Our country started doing something dramatically wrong in the 1980s, when President Reagan launched the War on Drugs, Congress passed laws that imposed mandatory minimum sentences for minor drug offenses, and many states passed similar get-tough-on-crime laws. This led to a boom in incarcerations: more people who had no history of violence were imprisoned and offenders had to serve longer terms.
As Michelle Alexander recounts in this issue ("Criminal injustice"), the punitive War on Drugs targeted blacks and Latinos—with devastating effects. Though blacks, whites and Latinos use and sell illegal drugs at about the same rate, blacks and Latinos are much more likely to be sent to prison.
Political liberals have for years decried a system that prefers sending young men of color from impoverished neighborhoods to prison for nonviolent offenses over helping them get an education and a job. Lately, some political conservatives have begun to recognize the wisdom in that complaint, for they have seen that mass incarceration is a waste of taxpayer money: it costs an enormous amount and doesn’t make anyone safer. States can’t afford to keep building and staffing prisons. The U.S. can’t afford to spend $200 billion a year to incarcerate over 2 million people. Conservatives like Newt Gingrich, Jeb Bush and Grover Norquist are among the supporters of the advocacy group Right on Crime, which seeks to expand parole and probation programs and improve drug treatment and reentry programs for prisoners—all of which are more effective and less expensive than incarceration.

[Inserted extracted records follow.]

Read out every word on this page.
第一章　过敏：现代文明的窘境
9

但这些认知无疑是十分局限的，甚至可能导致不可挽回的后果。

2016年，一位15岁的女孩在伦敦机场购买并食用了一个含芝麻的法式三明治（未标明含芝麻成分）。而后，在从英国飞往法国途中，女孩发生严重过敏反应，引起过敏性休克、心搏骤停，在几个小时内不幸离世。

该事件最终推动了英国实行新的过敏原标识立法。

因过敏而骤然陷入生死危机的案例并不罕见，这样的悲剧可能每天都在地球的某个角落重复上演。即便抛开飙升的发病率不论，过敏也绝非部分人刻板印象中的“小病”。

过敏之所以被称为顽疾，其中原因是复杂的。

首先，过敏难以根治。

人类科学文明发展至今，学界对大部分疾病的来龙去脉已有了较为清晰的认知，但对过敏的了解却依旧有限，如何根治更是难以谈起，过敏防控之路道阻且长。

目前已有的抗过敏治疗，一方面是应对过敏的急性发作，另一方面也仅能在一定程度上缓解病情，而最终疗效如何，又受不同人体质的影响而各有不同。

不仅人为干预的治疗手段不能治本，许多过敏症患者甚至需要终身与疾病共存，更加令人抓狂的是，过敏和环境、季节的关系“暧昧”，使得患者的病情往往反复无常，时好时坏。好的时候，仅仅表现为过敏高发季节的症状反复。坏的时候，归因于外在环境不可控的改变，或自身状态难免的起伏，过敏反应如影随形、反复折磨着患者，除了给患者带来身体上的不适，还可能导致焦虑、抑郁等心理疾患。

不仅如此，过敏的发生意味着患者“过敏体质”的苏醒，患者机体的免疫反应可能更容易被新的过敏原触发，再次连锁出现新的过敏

Senator Webb thinks that a bipartisan approach to comprehensive reform is being forged, and he has proposed forming a national criminal justice commission that would outline how to reshape the system from top to bottom. The plan has the support of more than 100 organizations, from sheriffs’ associations to the ACLU to the Prison Fellowship, founded by the recently deceased evangelical activist Charles Colson. Webb’s bill was passed on bipartisan votes in the House of Representatives and in the Senate Judiciary Committee before it was blocked last fall by a group of Republican senators. Reihan Salam, a columnist for the conservative National Review, called that negative vote “insane” and an “absolute scandal.” The current criminal justice system is certainly an absolute scandal—and a catastrophe for millions of Americans, their families and their communities.